So, a quick (6 day) wean off of the divalproex left me in a bit rough shape. Yesterday was the second day without any meds and my anxiety was through the roof.
The night before last I was having overtly sexual thoughts, and then slept fitfully, then awoke agitated. The rest of the day yesterday was up/down smiling/crying/yelling. Everything was a trigger. I ended up drinking the one lonely lil light beer we had in the house and washing a .25 xanax down with it. That one beer and the xanax finally calmed me. I slept well and today was the day I was to start my first 25mg of Seroquel.
Wow did I feel doped up.
It is 2mg in the morning and 25mg at night for two days. Then doubling the night dose for two days, then doubling the morning dose for two days. then a few days later the two in the morning and four at night for a total of 150mg (100mg at night -4 pills, and 50mg in the morning-2 pills)

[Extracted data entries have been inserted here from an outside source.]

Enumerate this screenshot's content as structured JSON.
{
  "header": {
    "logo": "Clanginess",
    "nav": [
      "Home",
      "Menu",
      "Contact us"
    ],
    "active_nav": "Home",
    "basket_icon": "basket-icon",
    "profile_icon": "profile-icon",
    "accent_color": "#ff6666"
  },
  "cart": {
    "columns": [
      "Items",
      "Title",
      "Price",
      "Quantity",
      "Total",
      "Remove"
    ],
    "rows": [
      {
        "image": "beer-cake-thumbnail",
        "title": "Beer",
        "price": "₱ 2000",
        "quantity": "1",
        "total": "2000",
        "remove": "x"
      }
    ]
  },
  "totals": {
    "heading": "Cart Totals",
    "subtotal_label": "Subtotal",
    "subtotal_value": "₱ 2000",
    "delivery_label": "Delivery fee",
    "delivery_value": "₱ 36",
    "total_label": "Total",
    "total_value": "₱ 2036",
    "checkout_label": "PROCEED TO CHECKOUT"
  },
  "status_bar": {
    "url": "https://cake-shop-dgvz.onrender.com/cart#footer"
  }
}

I really cant imagine walking the dog, picking kids up from school, making dinner… does one actually adjust to the seroquel? Does it get easier to slug through the day?
Now on 1000mg of divalproex daily. 500mg morning and night. At first there were the side effects of feeling kind of dopey. I liked that. My irritation had lessened, felt calm. But now I’m crying all the time and feeling irritated again. Safe to say maybe this irritation is more of a depression state than a manic state?
Every medication has a stupid side effect. Yet I want to feel better. Being overweight makes me miserable — so meds with huge weight gain are a no go for me. My anxiety disorder responds to every increase in heart rate with a full out panic attack so… not the best with meds that increase anxiety and heart rate.
Last night I had a bad episode. Shaking, crying, dizzy, weak, sick in my stomach. Was sure I was going to die. Didn’t eat a lot yesterday, so maybe the drug didnt absorb properly and it was like a withdrawal effect? Or maybe low blood sugar, I don’t know. Anyhow.. its sucks.
Yesterday was so bad. Waves of awfulness. Morning was hopeless, improved when friend came over for a visit but again by end of day I was a mess. I had to go hide in my room because the arguing/whining of the kids was just driving me nuts. I told them I needed to have a few moments to myself because my head was not feeling very good, but of course they just hollered and cried and screamed for me.
Contacted husband to ask him to PLEASE come home and help me deal with things. Before he was able to get home I somehow managed to collect myself and hauled the kids out for a nice evening walk . Sun had not set yet, the wind was blowing in the trees and although the agitated was gnawing on my skin I was able to feel blessed for being able to be moved by the rustling of the leaves, the gentleness of the sun and the night time song of the birds as they readied for bed.
Today I am going out first, no sitting around all day on the computer. Out to the park first and then home to make banana bread. I REALLY want to be okay today. I REALLy don’t want to feel so angry.
“The Latin phrase sub rosa means “under the rose” and is used in English to denote secrecy or confidentiality, similar to the Chatham House Rule. The rose as a symbol of secrecy has an ancient history.” – https://en.wikipedia.org/wiki/Sub_rosa
Seemed like a good title. After all, lots of the things that go on in my mind feel as though they should be left hidden.